Wist u dat Michael Graetzel uit Lausanne een nieuw soort zonnecellen heeft gemaakt van dode bladeren? Hoe de luchtdruk in een termietenheuvel wordt geregeld? Of waarom schepen van die lange gleuven op hun romp hebben? In de nieuwe voorstelling van Dood Paard en De Warme Winkel krijgt u antwoord op deze prangende levensvragen.

De fossiele brandstoffen raken op en het kapitalisme nadert de ondergang. We moeten nieuwe manieren vinden om te overleven, nu het Uur U van ons huidige productiesysteem is aangebroken. Tuinieren! Paradijs is een ode aan moeder natuur en de kracht van groene vingers. Het voormalige Theaterinstituut waar de voorstelling wordt gespeeld staat vol met plantenbakken waar tomaten, komkommers en aardappelen welig tieren.
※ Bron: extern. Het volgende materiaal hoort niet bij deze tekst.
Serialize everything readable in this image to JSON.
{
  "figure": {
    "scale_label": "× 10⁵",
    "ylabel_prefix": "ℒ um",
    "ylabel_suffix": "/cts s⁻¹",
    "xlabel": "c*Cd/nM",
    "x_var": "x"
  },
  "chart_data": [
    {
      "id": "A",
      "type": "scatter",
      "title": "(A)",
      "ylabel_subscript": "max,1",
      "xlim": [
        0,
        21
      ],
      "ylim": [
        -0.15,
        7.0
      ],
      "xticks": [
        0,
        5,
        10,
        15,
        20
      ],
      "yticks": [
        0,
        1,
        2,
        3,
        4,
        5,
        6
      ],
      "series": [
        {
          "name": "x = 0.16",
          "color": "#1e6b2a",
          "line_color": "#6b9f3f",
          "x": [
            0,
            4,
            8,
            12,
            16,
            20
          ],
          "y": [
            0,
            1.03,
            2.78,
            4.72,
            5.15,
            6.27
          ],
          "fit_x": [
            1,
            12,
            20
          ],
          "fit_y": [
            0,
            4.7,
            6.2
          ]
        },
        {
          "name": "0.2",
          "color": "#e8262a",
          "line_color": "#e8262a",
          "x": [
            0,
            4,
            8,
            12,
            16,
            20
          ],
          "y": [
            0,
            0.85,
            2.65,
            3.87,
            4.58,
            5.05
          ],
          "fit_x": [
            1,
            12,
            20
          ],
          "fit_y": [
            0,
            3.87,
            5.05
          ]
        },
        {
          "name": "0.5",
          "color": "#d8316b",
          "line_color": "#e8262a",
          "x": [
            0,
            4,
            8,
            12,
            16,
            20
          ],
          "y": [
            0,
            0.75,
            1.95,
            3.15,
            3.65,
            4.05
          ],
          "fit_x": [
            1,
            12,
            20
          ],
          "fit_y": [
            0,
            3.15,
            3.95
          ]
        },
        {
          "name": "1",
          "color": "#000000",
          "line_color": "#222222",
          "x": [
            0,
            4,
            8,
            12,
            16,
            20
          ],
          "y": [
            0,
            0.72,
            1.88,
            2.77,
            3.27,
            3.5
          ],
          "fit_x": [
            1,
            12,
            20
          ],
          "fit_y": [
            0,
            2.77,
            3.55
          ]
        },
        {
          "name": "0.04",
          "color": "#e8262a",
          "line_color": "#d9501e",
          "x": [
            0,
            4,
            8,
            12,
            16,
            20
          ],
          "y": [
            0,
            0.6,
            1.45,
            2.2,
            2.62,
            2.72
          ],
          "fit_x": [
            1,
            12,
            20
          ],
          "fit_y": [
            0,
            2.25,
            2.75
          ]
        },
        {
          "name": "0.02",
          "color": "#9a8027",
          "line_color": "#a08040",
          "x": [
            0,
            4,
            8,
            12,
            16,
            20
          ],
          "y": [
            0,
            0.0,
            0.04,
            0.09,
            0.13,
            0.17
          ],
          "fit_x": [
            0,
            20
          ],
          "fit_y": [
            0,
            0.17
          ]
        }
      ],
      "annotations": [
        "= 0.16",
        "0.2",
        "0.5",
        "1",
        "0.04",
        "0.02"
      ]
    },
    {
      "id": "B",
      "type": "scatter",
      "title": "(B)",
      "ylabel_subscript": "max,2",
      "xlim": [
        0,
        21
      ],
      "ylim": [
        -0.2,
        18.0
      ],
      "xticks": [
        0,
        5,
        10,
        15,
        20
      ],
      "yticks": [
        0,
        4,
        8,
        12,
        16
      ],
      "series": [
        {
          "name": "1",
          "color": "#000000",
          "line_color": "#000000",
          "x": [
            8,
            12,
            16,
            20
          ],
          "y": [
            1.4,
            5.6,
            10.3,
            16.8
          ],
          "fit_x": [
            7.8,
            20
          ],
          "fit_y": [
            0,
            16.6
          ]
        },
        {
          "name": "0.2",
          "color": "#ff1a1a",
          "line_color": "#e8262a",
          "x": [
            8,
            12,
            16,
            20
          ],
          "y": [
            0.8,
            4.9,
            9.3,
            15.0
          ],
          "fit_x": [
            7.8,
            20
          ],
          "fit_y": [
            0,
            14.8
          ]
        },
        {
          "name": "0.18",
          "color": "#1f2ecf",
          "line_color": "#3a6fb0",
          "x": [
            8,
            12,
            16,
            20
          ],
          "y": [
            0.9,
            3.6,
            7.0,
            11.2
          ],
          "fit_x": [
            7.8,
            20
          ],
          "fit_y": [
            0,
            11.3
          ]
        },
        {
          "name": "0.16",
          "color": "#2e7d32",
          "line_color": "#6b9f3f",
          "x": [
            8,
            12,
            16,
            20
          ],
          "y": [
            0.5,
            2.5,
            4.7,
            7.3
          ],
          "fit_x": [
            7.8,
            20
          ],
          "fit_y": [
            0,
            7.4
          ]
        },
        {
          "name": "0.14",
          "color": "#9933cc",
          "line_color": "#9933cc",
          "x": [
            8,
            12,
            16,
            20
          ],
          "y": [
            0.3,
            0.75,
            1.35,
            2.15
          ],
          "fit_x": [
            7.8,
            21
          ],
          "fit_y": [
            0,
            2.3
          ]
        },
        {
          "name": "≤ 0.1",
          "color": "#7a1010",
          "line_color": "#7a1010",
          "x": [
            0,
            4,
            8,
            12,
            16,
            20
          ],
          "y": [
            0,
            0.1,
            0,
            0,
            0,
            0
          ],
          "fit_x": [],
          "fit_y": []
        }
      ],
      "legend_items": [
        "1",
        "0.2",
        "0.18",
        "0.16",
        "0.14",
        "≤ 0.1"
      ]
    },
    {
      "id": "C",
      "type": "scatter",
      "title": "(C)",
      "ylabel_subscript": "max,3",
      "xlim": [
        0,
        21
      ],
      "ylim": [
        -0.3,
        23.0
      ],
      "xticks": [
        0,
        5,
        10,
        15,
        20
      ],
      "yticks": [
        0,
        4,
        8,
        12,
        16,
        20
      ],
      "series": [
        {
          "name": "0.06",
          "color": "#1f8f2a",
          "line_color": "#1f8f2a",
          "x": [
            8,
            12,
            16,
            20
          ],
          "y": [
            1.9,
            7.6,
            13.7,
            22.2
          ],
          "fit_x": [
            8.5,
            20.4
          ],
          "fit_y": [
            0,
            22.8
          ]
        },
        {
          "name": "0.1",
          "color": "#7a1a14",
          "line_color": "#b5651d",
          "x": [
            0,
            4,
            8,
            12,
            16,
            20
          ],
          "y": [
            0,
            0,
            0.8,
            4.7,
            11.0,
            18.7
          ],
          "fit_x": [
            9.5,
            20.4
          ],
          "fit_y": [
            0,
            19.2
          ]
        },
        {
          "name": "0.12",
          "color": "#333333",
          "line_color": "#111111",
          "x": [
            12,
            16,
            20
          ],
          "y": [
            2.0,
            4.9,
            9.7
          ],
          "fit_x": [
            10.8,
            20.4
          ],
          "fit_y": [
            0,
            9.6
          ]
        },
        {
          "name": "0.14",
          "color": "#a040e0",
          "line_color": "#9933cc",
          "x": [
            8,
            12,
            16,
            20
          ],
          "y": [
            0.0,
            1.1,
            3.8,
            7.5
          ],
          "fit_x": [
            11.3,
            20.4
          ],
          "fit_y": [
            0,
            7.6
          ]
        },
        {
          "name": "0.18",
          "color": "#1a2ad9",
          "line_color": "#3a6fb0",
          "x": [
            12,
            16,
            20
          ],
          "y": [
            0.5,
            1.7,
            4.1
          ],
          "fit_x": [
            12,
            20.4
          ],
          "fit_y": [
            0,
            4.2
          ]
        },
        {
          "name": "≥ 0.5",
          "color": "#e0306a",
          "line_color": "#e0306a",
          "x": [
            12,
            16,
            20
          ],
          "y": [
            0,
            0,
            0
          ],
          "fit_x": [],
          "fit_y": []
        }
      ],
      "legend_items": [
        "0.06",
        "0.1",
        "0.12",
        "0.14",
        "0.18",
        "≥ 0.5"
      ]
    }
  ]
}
Aan alles is gedacht: gieters, kippengaas en zelfs een fontein. Er hangt zelfs een windmobiel boven het frisse groen.

Urban gardening

~

Kuno Bakker en Manja Topper (Dood Paard) en Jeroen De Man en Vincent Rietveld (De Warme Winkel) verzorgen hun tuin vol overgave en delen hun blik op de toekomst. De toon wordt meteen gezet met de opmerking dat het ‘nieuwe’ Theaterinstituut destijds met bakken geld is ontworpen, maar drie jaar later al haar deuren moest sluiten vanwege de bezuinigingen. Ook ons huidige systeem van voedselproductie zal niet lang meer bestaan. Daarom moeten we de hand in eigen boezem steken en zelf onze groenten verbouwen. Paradijs haakt aan bij de trend van urban gardening die al langer aan de gang is, aangezwengeld door sterrenkoks als Jamie Oliver en Yotam Ottolenghi: zélf tuinieren in de stad, desnoods op een postzegeltje op het balkon of in de vensterbank.

Ecologische worsteling

~

Het credo van de tuinierende acteurs is het wat moralistische failing to prepare is preparing to fail. Als het zover is moeten we onszelf kunnen bedruipen en de kiem daarvoor zit letterlijk en figuurlijk in de aarde. In een absurdistische mix van rituele handelingen en overdreven emoties testen de natuurliefhebbers de kleur van hun vingers, en overspoelen het publiek daarbij met ecologische feitjes. Maar zijn ze zelf wel consequent? De lijn tussen fictie en werkelijkheid is nogal dun door de ecologische ‘worsteling’ die de acteurs laten zien en het feit dat ze hun eigen namen gebruiken.

Moet je wel of geen vlees eten? Kan je druiven uit Zuid-Afrika beter in de schappen laten liggen? Jeroen De Man weet het zelf ook niet altijd. Dat is weliswaar sympathiek, maar wekt ook verwarring. Het betoog blijft steken tussen een utopisch pleidooi voor een zelfvoorzienende samenleving en een hilarische parodie op precies datzelfde gegeven.

Paradijs is een verrassende voorstelling vol idealisme, maar een overvloed aan onzinnige rituelen en uitstapjes naar halfslachtige personages maakt de voorstelling rommelig. Paradijs wil alles tegelijk zijn, maar zelfs voor de tuin van Eden geldt: overdaad schaadt.